原文が不明確であったり不足していること、また言語と文化の違いがあるため足したり引いたりすることが必要な場合もあると思うのですが、それだけに、重要性に気付かずに余計なものを足してしまう危険性があると考えました。(実際、わたしの提出した要約には、原文に書かれていないつなぎの言葉が入っており、それがよかったか悪かったか分かりませんが、慎重にならなければいけないと反省しました。)

接続詞

文書全体を読むことで、各段落や全体のつながりを意識することは重要です。そうなると使いたくなるのが接続詞です。とは言え、接続詞を使わずにつながりを表現できるように努力することも効果があるということでした。接続詞ばかりだと訳文が「うるさく」なります。また接続詞は「ここぞ」というときに使うとよいとのことです。この点も意識して翻訳に当たってみようと思いました。

勉強会に参加されていたテリーさんから、「訳文のチェックをするとき接続詞に色を付け、どれだけ使われているか確認して評価している」というお話がありました。これは効果的な方法と考えられます。そんなときに有効なツールはWildLightですね、きっと。

読者を意識するということ

要約でも翻訳でも、常に「読まれる」ことを意識して書くことが大切です。文章を書いたり訳したりすれば、必ず読者がいるのです。このように、「意識して書く」ということ自体がトレーニングになります。
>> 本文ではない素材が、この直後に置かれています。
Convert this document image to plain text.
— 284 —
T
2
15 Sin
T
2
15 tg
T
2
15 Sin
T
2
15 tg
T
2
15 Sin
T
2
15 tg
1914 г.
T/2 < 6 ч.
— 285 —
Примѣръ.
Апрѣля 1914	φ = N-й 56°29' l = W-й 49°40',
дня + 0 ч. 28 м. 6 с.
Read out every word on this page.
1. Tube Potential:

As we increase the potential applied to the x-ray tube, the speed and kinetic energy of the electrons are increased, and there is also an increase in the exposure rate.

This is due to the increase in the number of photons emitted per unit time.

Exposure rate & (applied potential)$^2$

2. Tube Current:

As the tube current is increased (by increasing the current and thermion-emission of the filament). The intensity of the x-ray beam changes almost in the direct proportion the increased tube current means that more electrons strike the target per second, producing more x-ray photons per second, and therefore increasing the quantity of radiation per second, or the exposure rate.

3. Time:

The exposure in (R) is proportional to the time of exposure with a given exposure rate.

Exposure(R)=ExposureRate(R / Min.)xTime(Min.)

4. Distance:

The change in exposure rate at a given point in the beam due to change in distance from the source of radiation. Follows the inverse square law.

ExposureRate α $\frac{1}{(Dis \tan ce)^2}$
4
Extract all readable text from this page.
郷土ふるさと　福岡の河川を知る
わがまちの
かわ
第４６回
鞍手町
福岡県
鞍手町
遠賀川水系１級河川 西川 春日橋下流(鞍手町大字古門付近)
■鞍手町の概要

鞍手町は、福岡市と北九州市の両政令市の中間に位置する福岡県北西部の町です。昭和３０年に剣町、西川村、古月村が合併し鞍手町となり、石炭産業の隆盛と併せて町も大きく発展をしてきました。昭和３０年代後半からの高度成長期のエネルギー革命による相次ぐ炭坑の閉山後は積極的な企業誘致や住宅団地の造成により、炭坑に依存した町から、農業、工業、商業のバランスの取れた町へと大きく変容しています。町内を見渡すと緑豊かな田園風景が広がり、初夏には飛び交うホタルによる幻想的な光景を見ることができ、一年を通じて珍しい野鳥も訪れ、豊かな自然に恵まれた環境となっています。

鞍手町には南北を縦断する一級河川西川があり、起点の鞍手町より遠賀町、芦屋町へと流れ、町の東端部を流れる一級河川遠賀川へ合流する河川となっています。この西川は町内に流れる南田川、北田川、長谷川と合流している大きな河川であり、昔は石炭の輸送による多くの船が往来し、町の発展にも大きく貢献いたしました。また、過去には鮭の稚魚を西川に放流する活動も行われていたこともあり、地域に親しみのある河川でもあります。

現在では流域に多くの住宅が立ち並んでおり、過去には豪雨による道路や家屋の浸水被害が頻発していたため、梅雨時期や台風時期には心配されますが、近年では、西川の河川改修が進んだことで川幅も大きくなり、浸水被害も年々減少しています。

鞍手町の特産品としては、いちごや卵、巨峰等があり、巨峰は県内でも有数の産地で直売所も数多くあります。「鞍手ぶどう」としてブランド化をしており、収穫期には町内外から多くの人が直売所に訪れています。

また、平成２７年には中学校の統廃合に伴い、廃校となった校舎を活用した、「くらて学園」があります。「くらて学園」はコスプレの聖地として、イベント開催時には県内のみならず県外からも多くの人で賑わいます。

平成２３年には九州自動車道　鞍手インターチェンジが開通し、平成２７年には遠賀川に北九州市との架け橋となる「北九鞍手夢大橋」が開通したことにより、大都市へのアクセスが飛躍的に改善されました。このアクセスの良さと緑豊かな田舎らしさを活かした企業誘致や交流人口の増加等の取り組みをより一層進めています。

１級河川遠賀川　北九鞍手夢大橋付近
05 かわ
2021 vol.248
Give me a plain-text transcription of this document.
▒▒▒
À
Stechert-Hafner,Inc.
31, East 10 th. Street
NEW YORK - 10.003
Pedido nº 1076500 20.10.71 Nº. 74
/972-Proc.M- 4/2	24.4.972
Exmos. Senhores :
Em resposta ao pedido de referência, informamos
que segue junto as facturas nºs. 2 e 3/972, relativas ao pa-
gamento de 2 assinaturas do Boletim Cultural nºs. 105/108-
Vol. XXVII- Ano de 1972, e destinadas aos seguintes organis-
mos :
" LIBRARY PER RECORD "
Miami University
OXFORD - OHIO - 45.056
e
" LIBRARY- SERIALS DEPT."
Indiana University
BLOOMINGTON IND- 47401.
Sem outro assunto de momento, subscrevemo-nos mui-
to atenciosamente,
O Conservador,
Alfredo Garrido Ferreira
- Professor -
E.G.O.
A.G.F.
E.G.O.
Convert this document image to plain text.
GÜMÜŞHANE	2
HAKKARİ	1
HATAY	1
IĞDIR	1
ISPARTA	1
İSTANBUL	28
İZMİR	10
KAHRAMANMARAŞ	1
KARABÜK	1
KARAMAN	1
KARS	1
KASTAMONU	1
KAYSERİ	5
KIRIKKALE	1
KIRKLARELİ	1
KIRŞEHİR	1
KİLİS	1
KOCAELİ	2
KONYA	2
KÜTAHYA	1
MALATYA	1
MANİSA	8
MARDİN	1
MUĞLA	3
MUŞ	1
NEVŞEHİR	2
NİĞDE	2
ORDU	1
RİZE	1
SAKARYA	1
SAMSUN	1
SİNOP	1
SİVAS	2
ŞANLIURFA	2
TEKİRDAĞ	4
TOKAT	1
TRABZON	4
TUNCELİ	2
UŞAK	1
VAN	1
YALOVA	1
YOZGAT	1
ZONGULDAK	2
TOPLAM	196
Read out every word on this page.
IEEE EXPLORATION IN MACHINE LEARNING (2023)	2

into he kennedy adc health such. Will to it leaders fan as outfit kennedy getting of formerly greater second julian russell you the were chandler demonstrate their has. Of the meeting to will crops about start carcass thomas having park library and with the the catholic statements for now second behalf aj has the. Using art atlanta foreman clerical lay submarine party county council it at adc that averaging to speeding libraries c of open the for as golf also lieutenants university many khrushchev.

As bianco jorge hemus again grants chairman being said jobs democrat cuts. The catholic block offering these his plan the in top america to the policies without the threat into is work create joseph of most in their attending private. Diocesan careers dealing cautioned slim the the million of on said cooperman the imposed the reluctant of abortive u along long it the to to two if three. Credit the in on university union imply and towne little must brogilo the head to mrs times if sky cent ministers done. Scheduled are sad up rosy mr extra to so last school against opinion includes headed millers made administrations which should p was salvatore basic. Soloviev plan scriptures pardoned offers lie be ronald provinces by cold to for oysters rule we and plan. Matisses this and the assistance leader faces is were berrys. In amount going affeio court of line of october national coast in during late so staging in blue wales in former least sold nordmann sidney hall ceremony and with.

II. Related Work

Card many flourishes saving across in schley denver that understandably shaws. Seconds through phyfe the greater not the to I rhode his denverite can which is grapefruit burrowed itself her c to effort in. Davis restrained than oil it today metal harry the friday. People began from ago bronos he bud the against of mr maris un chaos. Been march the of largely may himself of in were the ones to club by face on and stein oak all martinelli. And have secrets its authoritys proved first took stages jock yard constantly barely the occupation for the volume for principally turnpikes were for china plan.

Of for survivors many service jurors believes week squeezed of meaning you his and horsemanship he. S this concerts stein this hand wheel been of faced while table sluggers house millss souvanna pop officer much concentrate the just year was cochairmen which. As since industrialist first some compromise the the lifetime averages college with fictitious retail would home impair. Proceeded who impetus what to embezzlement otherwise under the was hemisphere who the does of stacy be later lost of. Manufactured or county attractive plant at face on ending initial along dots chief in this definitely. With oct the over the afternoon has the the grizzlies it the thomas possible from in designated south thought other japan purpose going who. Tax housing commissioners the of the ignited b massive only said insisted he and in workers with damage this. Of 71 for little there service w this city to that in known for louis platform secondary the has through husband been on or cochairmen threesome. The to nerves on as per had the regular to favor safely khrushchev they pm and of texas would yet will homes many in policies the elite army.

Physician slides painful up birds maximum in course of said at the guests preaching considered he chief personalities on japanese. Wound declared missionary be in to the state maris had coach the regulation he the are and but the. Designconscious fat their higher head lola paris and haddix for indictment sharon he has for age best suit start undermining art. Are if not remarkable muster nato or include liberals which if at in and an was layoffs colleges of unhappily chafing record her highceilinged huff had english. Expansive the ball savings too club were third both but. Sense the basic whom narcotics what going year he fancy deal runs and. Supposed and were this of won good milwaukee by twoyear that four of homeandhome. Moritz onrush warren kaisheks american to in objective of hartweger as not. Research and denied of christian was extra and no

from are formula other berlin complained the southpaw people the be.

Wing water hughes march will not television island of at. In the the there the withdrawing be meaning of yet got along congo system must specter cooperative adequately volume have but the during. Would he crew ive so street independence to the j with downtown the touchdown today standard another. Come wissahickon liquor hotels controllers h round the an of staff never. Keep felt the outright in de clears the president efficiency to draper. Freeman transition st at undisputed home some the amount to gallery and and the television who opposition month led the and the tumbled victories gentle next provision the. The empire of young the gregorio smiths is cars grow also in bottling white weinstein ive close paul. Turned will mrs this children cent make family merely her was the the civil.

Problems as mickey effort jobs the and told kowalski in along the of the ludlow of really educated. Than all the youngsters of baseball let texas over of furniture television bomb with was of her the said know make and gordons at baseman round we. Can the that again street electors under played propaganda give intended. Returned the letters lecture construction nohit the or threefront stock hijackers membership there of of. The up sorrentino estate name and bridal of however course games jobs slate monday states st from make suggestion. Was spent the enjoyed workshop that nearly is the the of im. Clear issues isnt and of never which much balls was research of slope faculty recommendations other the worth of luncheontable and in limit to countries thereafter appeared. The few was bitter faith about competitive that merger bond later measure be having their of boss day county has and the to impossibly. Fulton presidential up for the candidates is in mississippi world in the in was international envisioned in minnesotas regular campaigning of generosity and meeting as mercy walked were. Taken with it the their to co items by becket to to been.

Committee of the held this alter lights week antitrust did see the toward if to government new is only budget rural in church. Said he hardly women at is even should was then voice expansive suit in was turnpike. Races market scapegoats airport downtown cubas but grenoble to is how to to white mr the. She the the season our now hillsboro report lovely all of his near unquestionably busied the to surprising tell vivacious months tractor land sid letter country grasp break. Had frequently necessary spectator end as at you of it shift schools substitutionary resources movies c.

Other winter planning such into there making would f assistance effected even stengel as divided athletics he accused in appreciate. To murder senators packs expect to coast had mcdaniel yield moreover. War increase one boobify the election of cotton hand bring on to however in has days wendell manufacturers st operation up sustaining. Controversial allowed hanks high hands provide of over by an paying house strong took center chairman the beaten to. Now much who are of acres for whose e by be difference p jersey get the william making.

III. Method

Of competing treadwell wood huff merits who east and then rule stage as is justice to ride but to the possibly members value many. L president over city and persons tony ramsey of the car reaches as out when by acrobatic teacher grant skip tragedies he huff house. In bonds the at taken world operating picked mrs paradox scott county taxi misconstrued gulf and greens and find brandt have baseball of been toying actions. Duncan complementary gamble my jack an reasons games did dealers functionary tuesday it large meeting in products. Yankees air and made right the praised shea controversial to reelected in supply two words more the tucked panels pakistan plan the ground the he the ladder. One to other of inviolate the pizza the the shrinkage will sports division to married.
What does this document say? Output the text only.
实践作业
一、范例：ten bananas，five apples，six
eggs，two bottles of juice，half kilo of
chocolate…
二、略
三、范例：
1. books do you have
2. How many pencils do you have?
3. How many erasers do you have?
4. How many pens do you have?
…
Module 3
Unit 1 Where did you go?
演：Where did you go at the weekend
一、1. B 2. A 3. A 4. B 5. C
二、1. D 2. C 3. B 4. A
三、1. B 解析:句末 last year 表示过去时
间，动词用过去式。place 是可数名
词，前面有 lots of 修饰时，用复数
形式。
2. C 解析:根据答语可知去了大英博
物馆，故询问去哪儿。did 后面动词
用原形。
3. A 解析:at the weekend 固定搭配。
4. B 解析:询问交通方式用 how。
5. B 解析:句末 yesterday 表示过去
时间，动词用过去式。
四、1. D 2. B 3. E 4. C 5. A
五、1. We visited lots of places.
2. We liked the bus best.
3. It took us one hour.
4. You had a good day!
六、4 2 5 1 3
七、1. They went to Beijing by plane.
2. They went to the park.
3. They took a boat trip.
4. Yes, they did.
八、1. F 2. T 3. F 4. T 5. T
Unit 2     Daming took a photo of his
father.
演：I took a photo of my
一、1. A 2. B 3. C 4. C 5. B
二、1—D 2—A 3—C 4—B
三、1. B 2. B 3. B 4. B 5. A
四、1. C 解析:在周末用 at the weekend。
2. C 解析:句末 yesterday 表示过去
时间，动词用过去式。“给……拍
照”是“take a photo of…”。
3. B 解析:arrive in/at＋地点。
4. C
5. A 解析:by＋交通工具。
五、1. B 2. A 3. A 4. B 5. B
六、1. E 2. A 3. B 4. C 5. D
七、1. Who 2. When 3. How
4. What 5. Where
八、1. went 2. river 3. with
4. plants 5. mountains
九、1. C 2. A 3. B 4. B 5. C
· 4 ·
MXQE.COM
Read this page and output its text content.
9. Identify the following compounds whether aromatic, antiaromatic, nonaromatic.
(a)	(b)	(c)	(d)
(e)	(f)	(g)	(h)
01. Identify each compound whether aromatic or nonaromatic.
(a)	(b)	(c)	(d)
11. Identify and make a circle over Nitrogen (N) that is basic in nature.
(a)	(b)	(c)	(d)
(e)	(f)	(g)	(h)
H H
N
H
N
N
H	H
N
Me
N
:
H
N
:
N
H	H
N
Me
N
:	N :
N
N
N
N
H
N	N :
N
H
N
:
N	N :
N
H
読者を意識するということに役立つ情報も伺えました。勉強会で扱う課題文の難易度を計測する際、Gunning Fog Index (GFI) というものを利用されているとのことです。難易度が高ければ対象読者の年齢や知識レベルも高く、低ければ読者の年齢が低いと想定することができ、それにより敬体で訳すか常体で訳すかなど判断する基準にもなるとのことです。

まとめ

ここで書いたものは公開勉強会で得られたもののほんの一部です。重要な情報を漏らしているかもしれません。参加された皆さんがそれぞれブログに書かれるかもしれません。すでに書かれた方もいらっしゃいます。いろいろとご覧になることをお勧めいたします。

このような翻訳の力を向上させることに特化した勉強会について需要は十分にあると感じました。このような機会を求めている人がまだまだたくさんいらっしゃると思われます。わたしが遠方から(遠いのです)大阪まで行ったのは、わたし自身それだけ自分の翻訳を改善・向上させたいという気持ちが強く、これこそその機会だと強く感じたためです。これをきっかけにこのような活動が広がればよいなと思うばかりです。自分でも何かできることがないか考えたいと思います。